Até agora nada foi decidido e o prazo está cada vez menor, mas todas as organizações sociais concordam num ponto: não se pode tratar medicamentos essenciais como um produto qualquer. “Remédio não é computador”, adverte Carlos Passareli, da Abiaids, para quem a legislação deve ser diferente para nações em desenvolvimento e desenvolvidas, pois, além da economia, as doenças a serem combatidas são diferentes.

Desenvolvimento

Além da saúde pública, os acordos de propriedade intelectual estão relacionados a outros assuntos e por isso são tão polêmicos. Um deles é o próprio desenvolvimento dos países. Historicamente as nações mais ricas sempre se opuseram ao monopólio de patentes, pois a transferência de tecnologia, ligada a ele, era dificultada. “Agora que todos já atingiram níveis satisfatórios de desenvolvimento decidem passar as vantagens para o setor privado. A quebra de patentes leva ao desenvolvimento”, diz Adriana Ramos, que acha que, se não for logo concretizado, o acordo de Trips corre o risco de ser esquecido e perder seu valor. Michel Lotrowska, do Médicos Sem Fronteiras, lembra que a Organização Mundial de Propriedade Intelectual (OMPI), responsável pela assistência técnica aos governos para implementar legislações que respeitem o acordo Trips, pouco fez até agora, mesmo com os apelos já feitos por organizações sociais. “Os lobbies na OMPI são muito fortes”, diz.

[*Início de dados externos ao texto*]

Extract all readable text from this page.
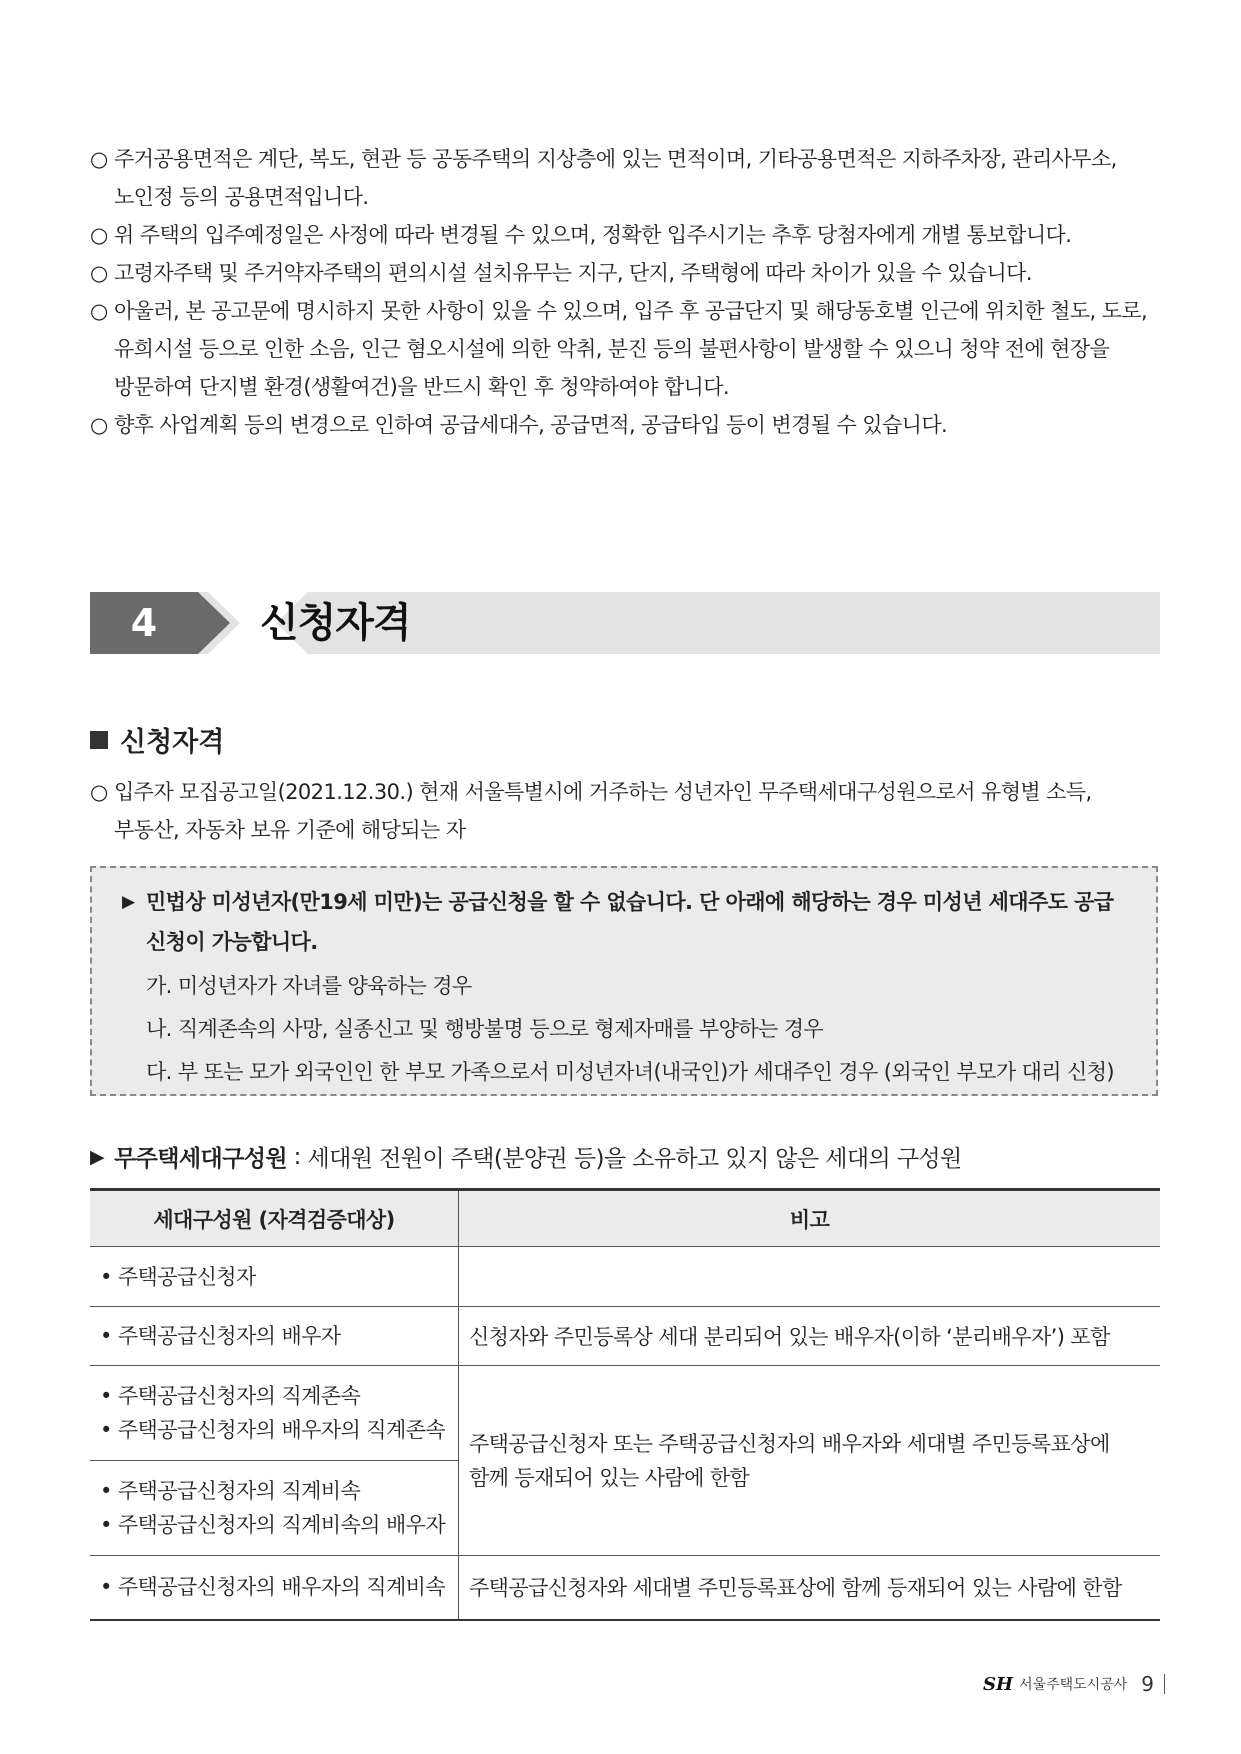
○ 주거공용면적은 계단, 복도, 현관 등 공동주택의 지상층에 있는 면적이며, 기타공용면적은 지하주차장, 관리사무소,
노인정 등의 공용면적입니다.
○ 위 주택의 입주예정일은 사정에 따라 변경될 수 있으며, 정확한 입주시기는 추후 당첨자에게 개별 통보합니다.
○ 고령자주택 및 주거약자주택의 편의시설 설치유무는 지구, 단지, 주택형에 따라 차이가 있을 수 있습니다.
○ 아울러, 본 공고문에 명시하지 못한 사항이 있을 수 있으며, 입주 후 공급단지 및 해당동호별 인근에 위치한 철도, 도로,
유희시설 등으로 인한 소음, 인근 혐오시설에 의한 악취, 분진 등의 불편사항이 발생할 수 있으니 청약 전에 현장을
방문하여 단지별 환경(생활여건)을 반드시 확인 후 청약하여야 합니다.
○ 향후 사업계획 등의 변경으로 인하여 공급세대수, 공급면적, 공급타입 등이 변경될 수 있습니다.
4	신청자격
신청자격
○ 입주자 모집공고일(2021.12.30.) 현재 서울특별시에 거주하는 성년자인 무주택세대구성원으로서 유형별 소득,
부동산, 자동차 보유 기준에 해당되는 자
▶ 민법상 미성년자(만19세 미만)는 공급신청을 할 수 없습니다. 단 아래에 해당하는 경우 미성년 세대주도 공급
신청이 가능합니다.
가. 미성년자가 자녀를 양육하는 경우
나. 직계존속의 사망, 실종신고 및 행방불명 등으로 형제자매를 부양하는 경우
다. 부 또는 모가 외국인인 한 부모 가족으로서 미성년자녀(내국인)가 세대주인 경우 (외국인 부모가 대리 신청)
▶ 무주택세대구성원 : 세대원 전원이 주택(분양권 등)을 소유하고 있지 않은 세대의 구성원
세대구성원 (자격검증대상)	비고

• 주택공급신청자	

• 주택공급신청자의 배우자	신청자와 주민등록상 세대 분리되어 있는 배우자(이하 ‘분리배우자’) 포함

• 주택공급신청자의 직계존속
• 주택공급신청자의 배우자의 직계존속	주택공급신청자 또는 주택공급신청자의 배우자와 세대별 주민등록표상에
함께 등재되어 있는 사람에 한함

• 주택공급신청자의 직계비속
• 주택공급신청자의 직계비속의 배우자	

• 주택공급신청자의 배우자의 직계비속	주택공급신청자와 세대별 주민등록표상에 함께 등재되어 있는 사람에 한함
SH 서울주택도시공사 9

Por isso, a expectativa em torno de nações pobres com indústria química, como Brasil e Índia, é grande. O Brasil, no entanto, poderia ter um potencial de produção muito maior. Explica-se: a Declaração de Doha estabelece janeiro de 2016 como prazo final para a elaboração de leis sobre o assunto, por parte dos países membros da OMC. A partir daí, qualquer fabricante poderá solicitar patente em qualquer lugar do mundo e ter monopólio de 20 anos na produção local. Porém, até lá, os países que ainda não tivessem legislação específica para o assunto, a rigor não poderiam ser processados por quebra de patente em seus territórios, pela legislação local. O máximo que poderia acontecer é o país ser denunciado à OMC, como os EUA fizeram com o Brasil.

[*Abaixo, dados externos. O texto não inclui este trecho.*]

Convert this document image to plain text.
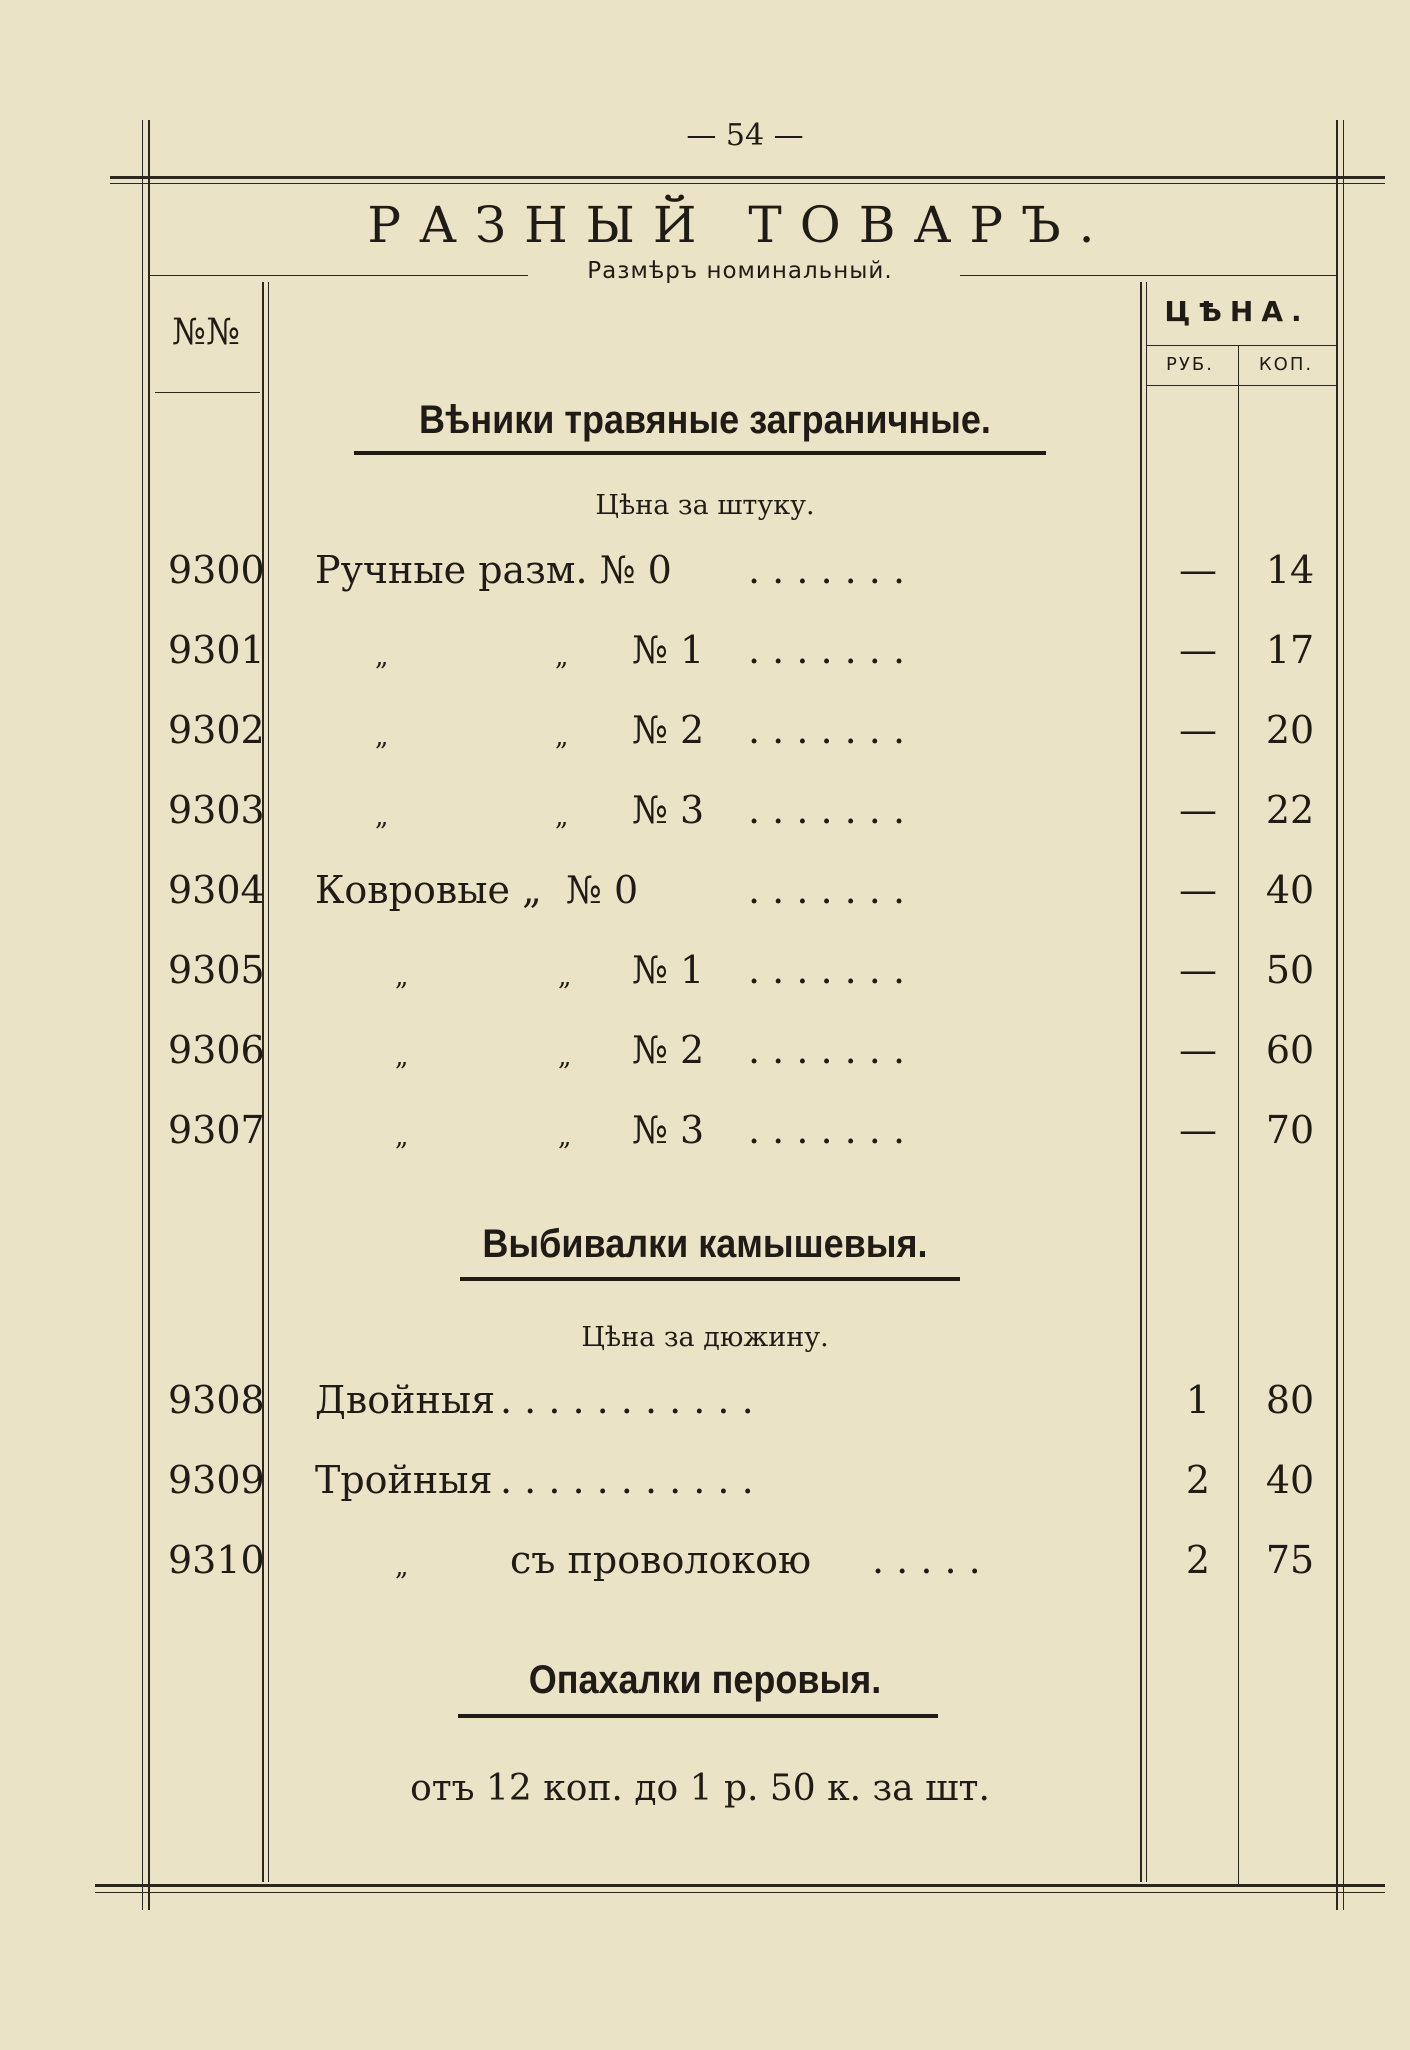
— 54 —
РАЗНЫЙ ТОВАРЪ.
Размѣръ номинальный.
№№
ЦѢНА.
РУБ.	КОП.
Вѣники травяные заграничные.
Цѣна за штуку.
9300 Ручные разм. № 0 . . . . . . .	—	14
9301	„	„ № 1 . . . . . . .	—	17
9302	„	„ № 2 . . . . . . .	—	20
9303	„	„ № 3 . . . . . . .	—	22
9304 Ковровые „  № 0	. . . . . . .	—	40
9305	„	„ № 1 . . . . . . .	—	50
9306	„	„ № 2 . . . . . . .	—	60
9307	„	„ № 3 . . . . . . .	—	70
Выбивалки камышевыя.
Цѣна за дюжину.
9308 Двойныя . . . . . . . . . . .	1	80
9309 Тройныя . . . . . . . . . . .	2	40
9310	„	съ проволокою . . . . .	2	75
Опахалки перовыя.
отъ 12 коп. до 1 р. 50 к. за шт.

Em 1996, o Congresso brasileiro aprovou a lei de propriedade industrial (9.279/96) e o Brasil não pode – uma vez que já tem legislação específica - aproveitar o prazo até 2016. “Hoje em dia, você vê a Índia produzindo cópias de todos os medicamentos patenteados no mundo, enquanto o Brasil não pode mais copiar nada e vê sua indústria nacional sem perspectiva de desenvolvimento tecnológico”, lamenta Michel Lotrowska. Ainda assim, outros países esperam que o Brasil quebre patentes, como fez recentemente a Tailândia com um retroviral anti-aids.

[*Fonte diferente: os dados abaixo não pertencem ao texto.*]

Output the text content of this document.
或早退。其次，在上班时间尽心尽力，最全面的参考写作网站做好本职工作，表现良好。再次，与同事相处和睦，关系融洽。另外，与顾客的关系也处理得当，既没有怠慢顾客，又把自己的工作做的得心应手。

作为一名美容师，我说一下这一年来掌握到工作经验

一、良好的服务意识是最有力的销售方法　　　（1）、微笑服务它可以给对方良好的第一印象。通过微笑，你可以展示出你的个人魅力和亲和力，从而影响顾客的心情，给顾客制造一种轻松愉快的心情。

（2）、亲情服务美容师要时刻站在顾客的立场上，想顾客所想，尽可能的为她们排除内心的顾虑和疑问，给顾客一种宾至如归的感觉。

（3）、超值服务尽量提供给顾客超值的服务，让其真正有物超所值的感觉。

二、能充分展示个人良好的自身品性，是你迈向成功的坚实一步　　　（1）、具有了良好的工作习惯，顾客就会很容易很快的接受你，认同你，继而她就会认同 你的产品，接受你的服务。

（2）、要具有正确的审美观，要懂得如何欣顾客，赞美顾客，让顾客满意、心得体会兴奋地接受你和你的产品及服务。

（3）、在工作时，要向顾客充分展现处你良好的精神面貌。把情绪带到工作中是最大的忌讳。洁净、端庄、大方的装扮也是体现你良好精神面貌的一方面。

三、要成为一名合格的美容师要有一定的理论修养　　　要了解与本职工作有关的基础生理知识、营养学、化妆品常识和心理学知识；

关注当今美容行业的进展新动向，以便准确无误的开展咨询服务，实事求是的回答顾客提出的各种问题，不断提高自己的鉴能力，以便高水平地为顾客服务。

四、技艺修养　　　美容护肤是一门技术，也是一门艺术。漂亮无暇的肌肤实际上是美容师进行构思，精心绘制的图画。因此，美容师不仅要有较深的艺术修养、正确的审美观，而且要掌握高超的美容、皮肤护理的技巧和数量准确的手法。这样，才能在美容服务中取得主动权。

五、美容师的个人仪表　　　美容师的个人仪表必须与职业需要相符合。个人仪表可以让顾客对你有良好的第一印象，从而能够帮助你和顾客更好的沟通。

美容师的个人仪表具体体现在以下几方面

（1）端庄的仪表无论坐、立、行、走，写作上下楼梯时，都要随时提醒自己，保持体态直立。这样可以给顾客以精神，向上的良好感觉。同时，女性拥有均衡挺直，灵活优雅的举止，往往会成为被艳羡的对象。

Enquanto países demoram ou se opõem a tomar atitudes que mexem com as conturbadas questões de propriedade intelectual, os medicamentos continuam caros - e não são poucas as pessoas que morrem por falta de condições de adquiri-los e governos que gastam fortunas para comprar poucas unidades de remédios contra doenças que matam milhares. A questão não é ser contra ou a favor de patentes e lucros, mas contra ou a favor da vida.